DNS is the system that finds web pages for you when you attempt to navigate to a URL. DNS works a lot like a glorified phonebook, you put in a name (like www.google.com), and it gives you an address (an IP address, specifically) that your computer actually uses to establish contact. There are a number of central DNS servers worldwide, that maintain the DNS registrar, those servers have to service a lot of traffic, and so to reduce their load your ISP probably mirrors one of them and the default dns settings for your network are probably set to your ISP's DNS server. The drawback of the current system is that it would be pretty trivial for your ISP to censor the internet by blacklisting dns entries. In order to help reduce DNS load further, and to resist possible censorship, google maintains their own DNS servers that they make available for public use. Given that they are provided by google, their responsiveness is pretty high, and requests to their servers likely resolve faster than ones to your ISP.
There's absolutely nothing wrong with Avast. I have it installed on dozens of computers -- including computers that have no justification for their continued existence -- and it runs just fine. It's non-intrusive, efficient, and free.
The problems started then, with Avast freaking out when I tried to install Office 2007 from the discs, and only got worse to the point where my new computer was crashing all the time.

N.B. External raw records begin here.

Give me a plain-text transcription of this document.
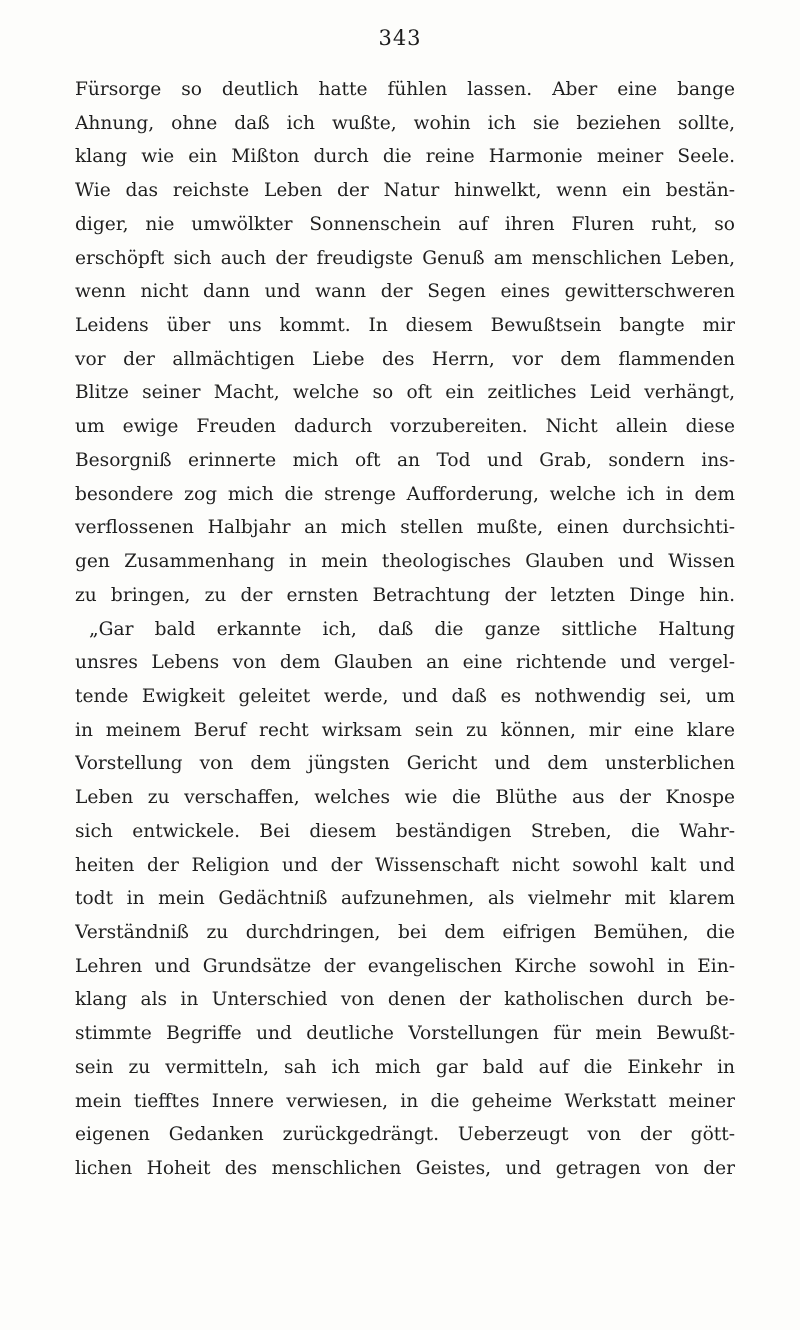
343
Fürsorge so deutlich hatte fühlen lassen. Aber eine bange
Ahnung, ohne daß ich wußte, wohin ich sie beziehen sollte,
klang wie ein Mißton durch die reine Harmonie meiner Seele.
Wie das reichste Leben der Natur hinwelkt, wenn ein bestän-
diger, nie umwölkter Sonnenschein auf ihren Fluren ruht, so
erschöpft sich auch der freudigste Genuß am menschlichen Leben,
wenn nicht dann und wann der Segen eines gewitterschweren
Leidens über uns kommt. In diesem Bewußtsein bangte mir
vor der allmächtigen Liebe des Herrn, vor dem flammenden
Blitze seiner Macht, welche so oft ein zeitliches Leid verhängt,
um ewige Freuden dadurch vorzubereiten. Nicht allein diese
Besorgniß erinnerte mich oft an Tod und Grab, sondern ins-
besondere zog mich die strenge Aufforderung, welche ich in dem
verflossenen Halbjahr an mich stellen mußte, einen durchsichti-
gen Zusammenhang in mein theologisches Glauben und Wissen
zu bringen, zu der ernsten Betrachtung der letzten Dinge hin.
„Gar bald erkannte ich, daß die ganze sittliche Haltung
unsres Lebens von dem Glauben an eine richtende und vergel-
tende Ewigkeit geleitet werde, und daß es nothwendig sei, um
in meinem Beruf recht wirksam sein zu können, mir eine klare
Vorstellung von dem jüngsten Gericht und dem unsterblichen
Leben zu verschaffen, welches wie die Blüthe aus der Knospe
sich entwickele. Bei diesem beständigen Streben, die Wahr-
heiten der Religion und der Wissenschaft nicht sowohl kalt und
todt in mein Gedächtniß aufzunehmen, als vielmehr mit klarem
Verständniß zu durchdringen, bei dem eifrigen Bemühen, die
Lehren und Grundsätze der evangelischen Kirche sowohl in Ein-
klang als in Unterschied von denen der katholischen durch be-
stimmte Begriffe und deutliche Vorstellungen für mein Bewußt-
sein zu vermitteln, sah ich mich gar bald auf die Einkehr in
mein tiefftes Innere verwiesen, in die geheime Werkstatt meiner
eigenen Gedanken zurückgedrängt. Ueberzeugt von der gött-
lichen Hoheit des menschlichen Geistes, und getragen von der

One format and reinstall (minus Avast) later, and I had no more problems like that ever again.
You might have been lucky, but you are one of a very few people I have ever talked about antivirus software with that haven't had horror stories regarding Avast.
I have a work around where I pause my downloads if I need to open media. This doesn't solve my youtube troubles.
Back to waiting for Avast's hacked forums to load back up.
Definitely what you want to see from your Antivirus company...
One instance does not a reputable dataset make.
It sounds like it's more an issue with your computer and/or browser than it is with Avast.
At the risk of sounding like an Avast fanboy in this thread, your comment was highly disingenuous.
Avast is a maker of antivirus software; not of web-based forum software. It'd be like saying Mike and Jerry are shitty webcomic guys if Vanilla got hacked.
This was a fresh installation on a fresh drive after many years of Avast on XP, so my issue, whose solution is buried in the avast forums, has to do with windows 7.
The program isn't perfect, but it isn't running well on my system.
Trying other avenues of research but eh....
edit: After a great deal of diving and research, I learned that I had to turn off Webshield.ini which is in
C:\ProgramData\AVAST Software\Avast
and then add the lines
[General]
UseStreamFilter=0
to the ini after using Notepad to open the ini in administrator mod and add the line.
I think it worked, but I'm still downing CPU cycles likes nobody's business.